Die Brunnenanlage entstand in den 1920er-Jahren als Zusammenarbeit zwischen dem Architekten Friedrich Beichel und dem Bildhauer August Meyerhuber. Das Projekt war nicht unumstritten und stieß zunächst auf Widerstand in der Bevölkerung.
Das Brunnengesicht trägt Züge, die auf Besucher aus Nordamerika hinweisen, und zeigt eine künstlerische Auseinandersetzung mit fernen Kulturen, wie sie in Europa des frühen 20. Jahrhunderts üblich war. Diese Darstellung prägt das Aussehen des Platzes bis heute und weckt Gespräche über historische Perspektiven auf andere Völker.

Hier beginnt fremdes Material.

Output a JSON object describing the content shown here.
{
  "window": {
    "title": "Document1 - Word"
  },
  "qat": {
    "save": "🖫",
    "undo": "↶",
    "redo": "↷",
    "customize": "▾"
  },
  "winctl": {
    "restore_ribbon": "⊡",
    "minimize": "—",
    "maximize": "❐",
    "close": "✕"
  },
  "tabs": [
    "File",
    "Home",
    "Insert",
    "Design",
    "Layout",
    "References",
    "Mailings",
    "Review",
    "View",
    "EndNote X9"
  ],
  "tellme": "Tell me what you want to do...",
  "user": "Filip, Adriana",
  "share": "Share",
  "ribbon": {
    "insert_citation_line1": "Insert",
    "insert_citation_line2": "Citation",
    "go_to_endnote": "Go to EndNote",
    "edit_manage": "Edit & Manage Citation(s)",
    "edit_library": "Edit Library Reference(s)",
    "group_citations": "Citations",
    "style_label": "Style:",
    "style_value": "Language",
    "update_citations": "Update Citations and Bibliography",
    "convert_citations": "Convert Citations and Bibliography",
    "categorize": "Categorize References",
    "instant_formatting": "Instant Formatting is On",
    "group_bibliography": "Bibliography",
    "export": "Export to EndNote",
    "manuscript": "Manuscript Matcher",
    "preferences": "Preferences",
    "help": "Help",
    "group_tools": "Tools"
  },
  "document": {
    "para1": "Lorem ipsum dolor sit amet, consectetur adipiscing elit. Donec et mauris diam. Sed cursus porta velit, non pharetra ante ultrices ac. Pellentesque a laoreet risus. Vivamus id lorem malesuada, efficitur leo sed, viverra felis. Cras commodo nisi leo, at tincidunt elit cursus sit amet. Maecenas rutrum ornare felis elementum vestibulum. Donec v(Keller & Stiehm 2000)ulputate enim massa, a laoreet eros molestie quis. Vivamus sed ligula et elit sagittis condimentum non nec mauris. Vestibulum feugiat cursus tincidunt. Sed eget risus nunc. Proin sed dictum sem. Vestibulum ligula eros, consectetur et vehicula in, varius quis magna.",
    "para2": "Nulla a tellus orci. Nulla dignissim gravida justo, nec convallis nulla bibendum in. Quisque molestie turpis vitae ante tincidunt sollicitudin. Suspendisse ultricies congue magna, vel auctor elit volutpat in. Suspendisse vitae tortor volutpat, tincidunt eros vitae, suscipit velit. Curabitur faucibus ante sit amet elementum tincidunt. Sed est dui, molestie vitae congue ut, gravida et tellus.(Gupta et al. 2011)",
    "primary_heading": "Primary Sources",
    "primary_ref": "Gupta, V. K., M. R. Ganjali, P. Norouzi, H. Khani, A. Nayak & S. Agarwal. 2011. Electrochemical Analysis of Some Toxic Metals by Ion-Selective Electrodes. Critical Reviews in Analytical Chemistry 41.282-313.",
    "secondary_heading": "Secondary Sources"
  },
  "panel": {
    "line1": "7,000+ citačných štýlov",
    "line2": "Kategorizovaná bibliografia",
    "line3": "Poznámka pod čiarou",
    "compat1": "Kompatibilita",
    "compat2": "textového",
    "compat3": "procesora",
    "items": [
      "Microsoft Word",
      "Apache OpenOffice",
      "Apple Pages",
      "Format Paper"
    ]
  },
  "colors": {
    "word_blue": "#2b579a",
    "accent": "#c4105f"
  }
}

Der Brunnen befindet sich zentral auf dem Werderplatz im Südstadt-Viertel und ist leicht zu Fuß erreichbar. In der Nähe gibt es öffentliche Einrichtungen und der Platz dient als Treffpunkt und Marktfläche für die Nachbarschaft.

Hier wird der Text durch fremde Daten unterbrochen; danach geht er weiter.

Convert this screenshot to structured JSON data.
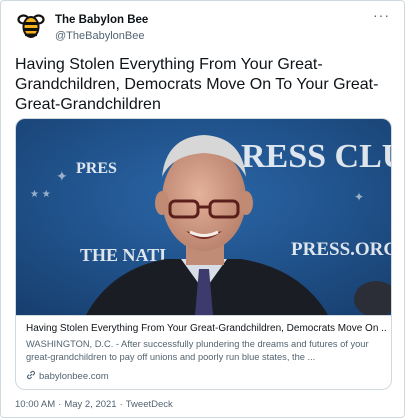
{
  "account": {
    "name": "The Babylon Bee",
    "handle": "@TheBabylonBee",
    "avatar_icon": "bee-icon"
  },
  "tweet": {
    "text": "Having Stolen Everything From Your Great-Grandchildren, Democrats Move On To Your Great-Great-Grandchildren",
    "more_icon": "ellipsis-icon"
  },
  "card": {
    "image_sign_text": {
      "top": "RESS CLU",
      "top_left": "PRES",
      "bottom_left": "THE NATI",
      "bottom_right": "PRESS.ORG"
    },
    "title": "Having Stolen Everything From Your Great-Grandchildren, Democrats Move On ...",
    "description": "WASHINGTON, D.C. - After successfully plundering the dreams and futures of your great-grandchildren to pay off unions and poorly run blue states, the ...",
    "domain": "babylonbee.com"
  },
  "meta": {
    "time": "10:00 AM",
    "date": "May 2, 2021",
    "source": "TweetDeck",
    "separator": "·"
  },
  "colors": {
    "border": "#cfd9de",
    "secondary_text": "#536471",
    "image_bg": "#1d4f8a"
  }
}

Die Gesichtszüge auf einer Seite waren von einem Performer aus Nordamerika inspiriert, der in den 1920er-Jahren mit einem Zirkus in Karlsruhe auftrat. Diese unmittelbare Verbindung zu einem realen Darsteller gibt dem Kunstwerk eine persönliche Geschichte, die sonst nicht offensichtlich ist.